I am trying to prove the "extended version" of Markov's inequality:
Suppose $(X, \mathcal S, \mu)$ is a measure space and $h: X \to \mathbb R$ is an $\mathcal S$-measurable function. Prove that
\begin{align}
\mu\left(\left\{ x\in X: \left|h(x) \right|\ge c
\right\}\right) \le
\frac{1}{c^p} \left(\int |h|^p \; d\mu \right)
\end{align}
for any positive numbers $c, p$.
I have the proof for the $p=1$ case. I want to use induction to prove this for any positive number $p$. Of course, the first step in the induction process would be assuming that
\begin{align}
\mu\left(\left\{ x\in X: \left|h(x)\right|\ge c
\right\}\right) \le
\frac{1}{c^p} \left(\int |h|^p \; d\mu \right)
\end{align}
is true.
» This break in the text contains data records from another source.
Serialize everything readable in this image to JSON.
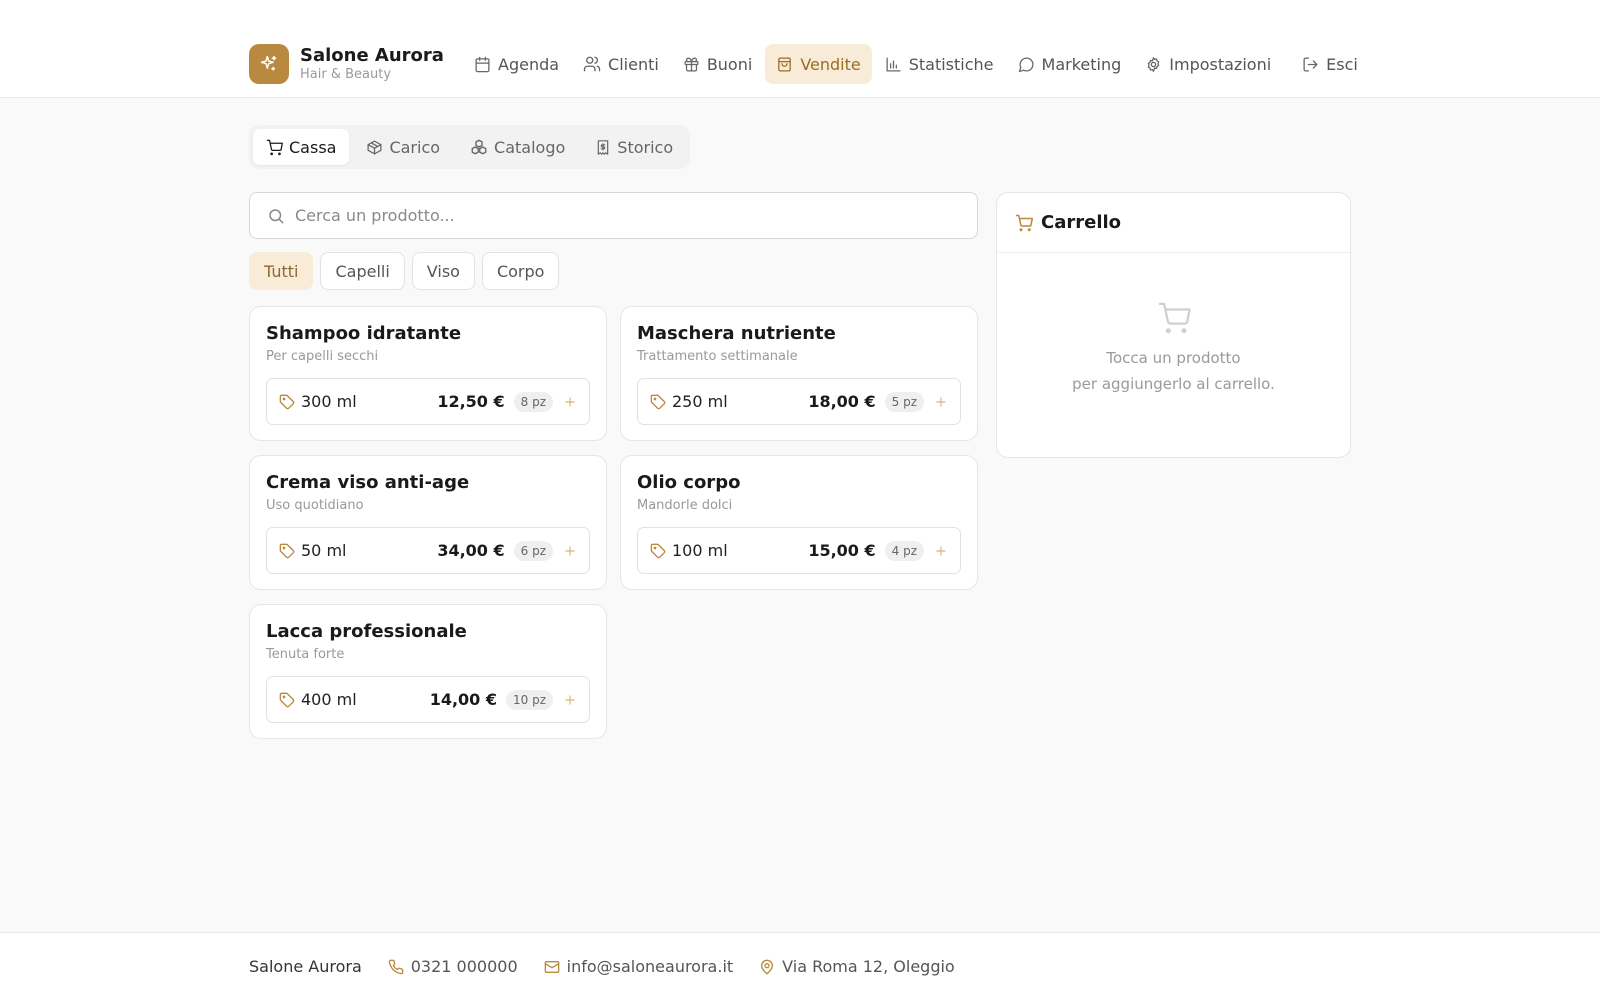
{
  "colors": {
    "accent": "#b8893e",
    "accent_bg": "#f8ecd9",
    "accent_text": "#9a6c1f"
  },
  "brand": {
    "name": "Salone Aurora",
    "subtitle": "Hair & Beauty",
    "icon": "sparkles-icon"
  },
  "nav": {
    "agenda": "Agenda",
    "clienti": "Clienti",
    "buoni": "Buoni",
    "vendite": "Vendite",
    "statistiche": "Statistiche",
    "marketing": "Marketing",
    "impostazioni": "Impostazioni",
    "esci": "Esci"
  },
  "subtabs": {
    "cassa": "Cassa",
    "carico": "Carico",
    "catalogo": "Catalogo",
    "storico": "Storico"
  },
  "search": {
    "placeholder": "Cerca un prodotto...",
    "value": ""
  },
  "filters": {
    "tutti": "Tutti",
    "capelli": "Capelli",
    "viso": "Viso",
    "corpo": "Corpo",
    "selected": "Tutti"
  },
  "products": [
    {
      "name": "Shampoo idratante",
      "description": "Per capelli secchi",
      "size": "300 ml",
      "price": "12,50 €",
      "stock": "8 pz"
    },
    {
      "name": "Maschera nutriente",
      "description": "Trattamento settimanale",
      "size": "250 ml",
      "price": "18,00 €",
      "stock": "5 pz"
    },
    {
      "name": "Crema viso anti-age",
      "description": "Uso quotidiano",
      "size": "50 ml",
      "price": "34,00 €",
      "stock": "6 pz"
    },
    {
      "name": "Olio corpo",
      "description": "Mandorle dolci",
      "size": "100 ml",
      "price": "15,00 €",
      "stock": "4 pz"
    },
    {
      "name": "Lacca professionale",
      "description": "Tenuta forte",
      "size": "400 ml",
      "price": "14,00 €",
      "stock": "10 pz"
    }
  ],
  "cart": {
    "title": "Carrello",
    "empty_line1": "Tocca un prodotto",
    "empty_line2": "per aggiungerlo al carrello."
  },
  "footer": {
    "name": "Salone Aurora",
    "phone": "0321 000000",
    "email": "info@saloneaurora.it",
    "address": "Via Roma 12, Oleggio"
  }
}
Then, we would need to show that
\begin{align}
\mu\left(\left\{ x\in X: \left|h(x)\right|\ge c
\right\}\right) \le
\frac{1}{c^{p+1}} \left(\int |h|^{p+1} \; d\mu \right)
\end{align}
How can the last inequality be proven given the induction hypothesis? Should I even use induction here?
Best Answer
No need for induction (you also need any $p>0$). Because $$\mu(|f|\geq c )=\mu(|f|^p\geq c^p )=\frac{1}{c^p}\int c^p \mathbb{I}_{\{|f|^p \geq c^p\}}\,d\mu$$ So (because $\mathbb{I}_{\{|f|^p \geq c^p\}} \leq \mathbb{I}_\Omega$) $$\frac{1}{c^p}\int c^p \mathbb{I}_{\{|f|^p \geq c^p\}} \, d\mu \leq \frac{1}{c^p}\int |f|^pd\mu$$ Therefore $$\mu(|f|\geq c ) \leq \frac{1}{c^p}\int |f|^pd\mu$$ $$$$